Our unfailing support of Israel’s own sometimes overly aggressive reactions to their own perceived insecurity has not helped this modern historical animosity between America and the  Arab world. All of this combined with our support of the Mujahideen in Afghanistan, in order to use them as proxies to repel the Soviets from Afghanistan in the 1980s, and our choice to leave abruptly once that was accomplished, leaving a tribally-contested power vacuum and a whole lot of very deadly state-of-the-art military hardware and weaponry. As a result of that latter choice, a very bloody civil war ensued in Afghanistan, for whose intensity we were in part correctly blamed, resulting in the establishment of the Taliban, who hated us for all of these reasons involving our relationship with Israel; our secularism, wealth and power; and the deadly and bloody ruin we had set their country up for.

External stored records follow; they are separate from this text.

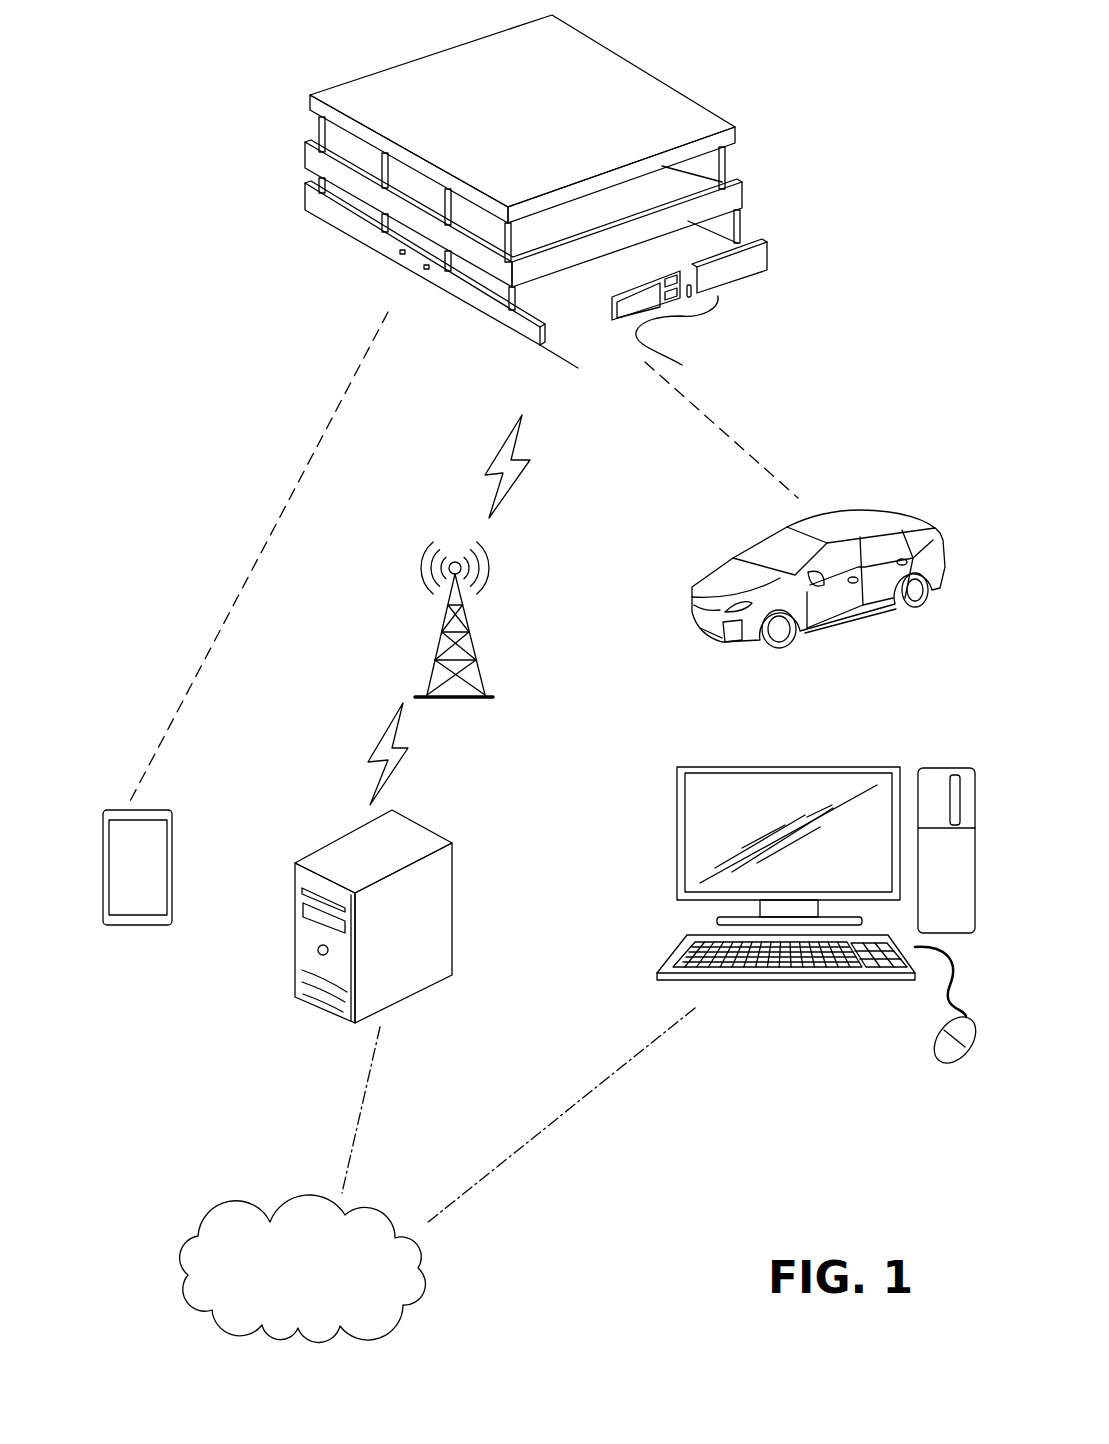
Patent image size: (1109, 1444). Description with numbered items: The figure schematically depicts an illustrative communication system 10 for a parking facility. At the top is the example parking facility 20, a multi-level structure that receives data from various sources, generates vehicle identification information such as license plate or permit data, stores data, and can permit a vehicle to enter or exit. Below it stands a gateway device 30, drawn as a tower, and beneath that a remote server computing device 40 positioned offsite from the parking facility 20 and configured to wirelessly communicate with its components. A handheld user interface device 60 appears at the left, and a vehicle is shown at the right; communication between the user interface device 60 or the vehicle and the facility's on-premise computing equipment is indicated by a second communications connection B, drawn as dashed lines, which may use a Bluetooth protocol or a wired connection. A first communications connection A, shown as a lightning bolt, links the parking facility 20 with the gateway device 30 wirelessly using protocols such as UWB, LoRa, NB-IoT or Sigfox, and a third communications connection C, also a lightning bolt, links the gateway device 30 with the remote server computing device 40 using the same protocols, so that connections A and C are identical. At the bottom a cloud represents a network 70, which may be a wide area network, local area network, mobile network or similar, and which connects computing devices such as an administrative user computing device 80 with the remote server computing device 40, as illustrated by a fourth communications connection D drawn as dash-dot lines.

The communication system 10 is at (943, 98).
The parking facility 20 is at (702, 91).
The gateway device 30 is at (488, 664).
The remote server computing device 40 is at (463, 910).
The user interface device 60 is at (142, 935).
The network 70 is at (210, 1217).
The administrative user computing device 80 is at (828, 997).
The first communications connection A is at (531, 476).
The second communications connection B is at (280, 515).
The third communications connection C is at (371, 750).
The fourth communications connection D is at (363, 1100).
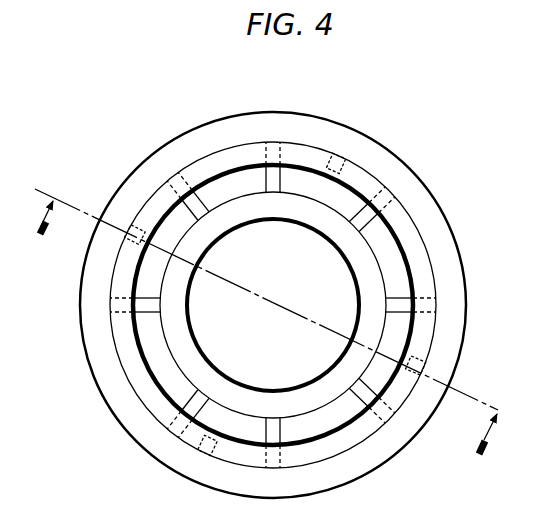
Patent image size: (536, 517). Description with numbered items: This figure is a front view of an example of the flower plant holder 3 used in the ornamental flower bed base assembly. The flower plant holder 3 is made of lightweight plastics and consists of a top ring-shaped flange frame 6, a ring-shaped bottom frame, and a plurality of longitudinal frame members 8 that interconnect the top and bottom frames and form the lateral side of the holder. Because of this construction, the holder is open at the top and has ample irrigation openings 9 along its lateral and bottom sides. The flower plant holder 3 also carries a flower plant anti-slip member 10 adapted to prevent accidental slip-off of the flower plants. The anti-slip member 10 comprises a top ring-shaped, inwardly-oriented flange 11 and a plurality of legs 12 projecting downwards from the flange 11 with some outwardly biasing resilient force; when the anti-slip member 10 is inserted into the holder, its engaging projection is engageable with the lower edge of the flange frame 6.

The flower plant holder 3 is at (358, 128).
The top ring-shaped flange frame 6 is at (383, 167).
The longitudinal frame members 8 is at (272, 180).
The irrigation openings 9 is at (168, 373).
The flower plant anti-slip member 10 is at (420, 223).
The top ring-shaped inwardly-oriented flange 11 is at (422, 268).
The legs 12 is at (428, 357).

So our support of Israel has come at a high price, a high price that we should have been glad to pay if that relationship really were as morally perfect as some pretend it is. In reality, we incurred the enmity of the Arab world in part by taking a very strong side in a complex regional relationship that required more of an honest broker from what is in fact the global hegemon (The U.S.). (The extent that we failed to be an honest broker can also be exaggerated; our shuttle diplomacy in the Middle East has often played a very valuable role in resolving conflicts there, and forging new alliance where enmity had existed, such as between Israel and Egypt and Israel and Jordan.) This is a difficult error to correct at this point, but one which we should strive to correct by taking a harder line with Israel, not rescinding our alliance, but insisting on more restraint, accountability, and accommodation from those often wayward allies of ours.